3) Scheduled Contact with Remote Team Members

Many offices have been integrating employee communication software, including chat programs. It’s great if your teams want to touch base regularly to keep their efforts coordinated. It’s an entirely different thing if they are constantly chatting with each other and remote teammates under the guise of collaboration. On the flip-side, other teams have trouble maintaining open communication with remote teams, leaving them out of the loop when decisions are made or when efforts are put together into a final project.

The best way to counteract constant chatting and office exclusion of remote workers is to schedule regular hook-ups. If shift times overlap, as they most often do, consider a meeting once a day or a few times a week where everyone logs on and discusses any shared projects or tasks with office and remote employees. This will keep everyone on the same page and give you a good reason to limit frivolous online chat when it isn’t conducive to work.

4) Encourage Macroing and Keyboard Shortcuts

In the tech world, there are two kinds of dedicated IT professionals: Those who create shortcuts for themselves and those who pride themselves in doing everything the long way. Doing things the long and ‘proper’ way is great for security and auditing purposes, but for everything else shortcuts tend to be more productive.

No matter how many of each technician type you have in the office, encourage everyone to automate and create keyboard shortcuts whenever possible. Macros and scripts can simplify complex task lists that are done the same way each time while keyboard shortcuts make it easier to quickly perform a technical task with the fewest possible keystrokes from start to finish.

5) Minimize Desk-to-Desk Noise

Technicians are particular about workplace noise. Some people prefer to work in complete silence; some want music, some perform best with music playing through headphones. Unfortunately, giving each employee their ideal soundscape is nearly impossible with shared offices or an open floor plan. Phone calls are a particularly touchy subject because they must be made for work purposes and are inherently disruptive to everyone else.

However, you can take a few measures to reduce the transmission of noises from one desk to another. Sound absorbing materials and white noise generation can reduce the distance sound travels and serve to absorb little sounds that can cause coworkers to become irritated. Look into sound-absorbing desk dividers and office decor to give each technician a little more audio privacy.

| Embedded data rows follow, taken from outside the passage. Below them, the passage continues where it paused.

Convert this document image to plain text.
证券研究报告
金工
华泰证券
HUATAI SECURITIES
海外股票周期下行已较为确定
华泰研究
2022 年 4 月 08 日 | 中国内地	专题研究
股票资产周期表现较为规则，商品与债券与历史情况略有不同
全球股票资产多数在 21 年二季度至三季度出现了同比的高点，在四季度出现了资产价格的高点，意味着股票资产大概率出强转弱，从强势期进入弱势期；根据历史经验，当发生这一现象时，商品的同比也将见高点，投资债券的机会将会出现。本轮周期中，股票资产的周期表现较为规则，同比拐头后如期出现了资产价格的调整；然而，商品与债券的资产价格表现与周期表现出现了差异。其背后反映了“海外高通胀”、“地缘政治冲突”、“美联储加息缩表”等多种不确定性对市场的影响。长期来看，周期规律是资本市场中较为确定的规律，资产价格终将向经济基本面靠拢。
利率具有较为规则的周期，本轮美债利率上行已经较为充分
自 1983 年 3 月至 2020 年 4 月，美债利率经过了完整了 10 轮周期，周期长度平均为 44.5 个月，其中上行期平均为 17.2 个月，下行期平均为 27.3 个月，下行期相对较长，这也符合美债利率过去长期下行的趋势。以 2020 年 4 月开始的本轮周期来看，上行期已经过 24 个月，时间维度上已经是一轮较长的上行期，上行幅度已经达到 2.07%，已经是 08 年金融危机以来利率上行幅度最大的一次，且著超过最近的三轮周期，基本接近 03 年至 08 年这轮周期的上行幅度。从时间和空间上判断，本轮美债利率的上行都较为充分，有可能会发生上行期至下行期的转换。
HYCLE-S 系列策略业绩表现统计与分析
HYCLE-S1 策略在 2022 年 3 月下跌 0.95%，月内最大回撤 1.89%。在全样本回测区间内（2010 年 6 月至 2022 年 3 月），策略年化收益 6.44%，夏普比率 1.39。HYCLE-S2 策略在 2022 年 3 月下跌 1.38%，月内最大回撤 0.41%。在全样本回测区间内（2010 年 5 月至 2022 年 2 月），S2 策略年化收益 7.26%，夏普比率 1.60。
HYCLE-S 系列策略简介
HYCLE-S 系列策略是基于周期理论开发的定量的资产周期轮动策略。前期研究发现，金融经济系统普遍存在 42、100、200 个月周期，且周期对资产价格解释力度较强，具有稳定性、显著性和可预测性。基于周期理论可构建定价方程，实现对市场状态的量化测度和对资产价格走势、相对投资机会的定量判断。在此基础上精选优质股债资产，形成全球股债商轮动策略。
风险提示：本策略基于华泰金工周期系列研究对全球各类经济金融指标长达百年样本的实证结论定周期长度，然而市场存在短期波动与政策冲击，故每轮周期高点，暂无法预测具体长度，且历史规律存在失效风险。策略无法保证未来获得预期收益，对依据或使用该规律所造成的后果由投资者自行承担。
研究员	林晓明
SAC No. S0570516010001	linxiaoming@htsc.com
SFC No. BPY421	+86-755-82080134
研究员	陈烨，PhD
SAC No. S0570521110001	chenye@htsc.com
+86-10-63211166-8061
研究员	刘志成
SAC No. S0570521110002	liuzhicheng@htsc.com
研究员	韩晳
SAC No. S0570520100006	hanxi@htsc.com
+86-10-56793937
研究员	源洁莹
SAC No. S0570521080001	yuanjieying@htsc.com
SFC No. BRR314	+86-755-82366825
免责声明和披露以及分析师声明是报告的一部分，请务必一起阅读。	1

6) Consider a ‘Dark Side’ of the Office

Many technicians are ‘night people’. Some of your people will prefer to work in a darkened office illuminated only by the glow of their screens rather than the typical bright office environment. In fact, the percentage might be high enough that turning out the lights in your office could offer a significant boost to individual productivity.

If you have a large open-plan floor, consider darkening just one half of the office and allowing your technicians to choose their seats based on the environment they want to work in. Those who prefer the cave-like environment of darkened cubicles will be very happy to have a more welcoming place to work and those who like the bright lights can keep on as they always have.

7) Break Room Accessibility

Calories, caffeine, hydration, and an opportunity to walk around are all important for complex work. This means that access to a break room can be critical to your IT team. Break room accessibility is part layout and part policy. It needs to be a quick and easy walk to from every desk so that cups of coffee, water, and snacks are easy to grab and get back to work.

Your policies also need to make it acceptable for technicians to access the break room when they need a drink or a wake-up snack. Far too many workplaces come with strange rules, expectations, and sometimes even shaming associated with unscheduled trips to the office kitchen. Intense intellection work requires water and snacks.

Remember that your in-house talent might not conform to the norms set out by company policies. Give them sufficient latitude to be their best no matter how that manifests, and you’ll have an engaged and loyal team of propeller-heads.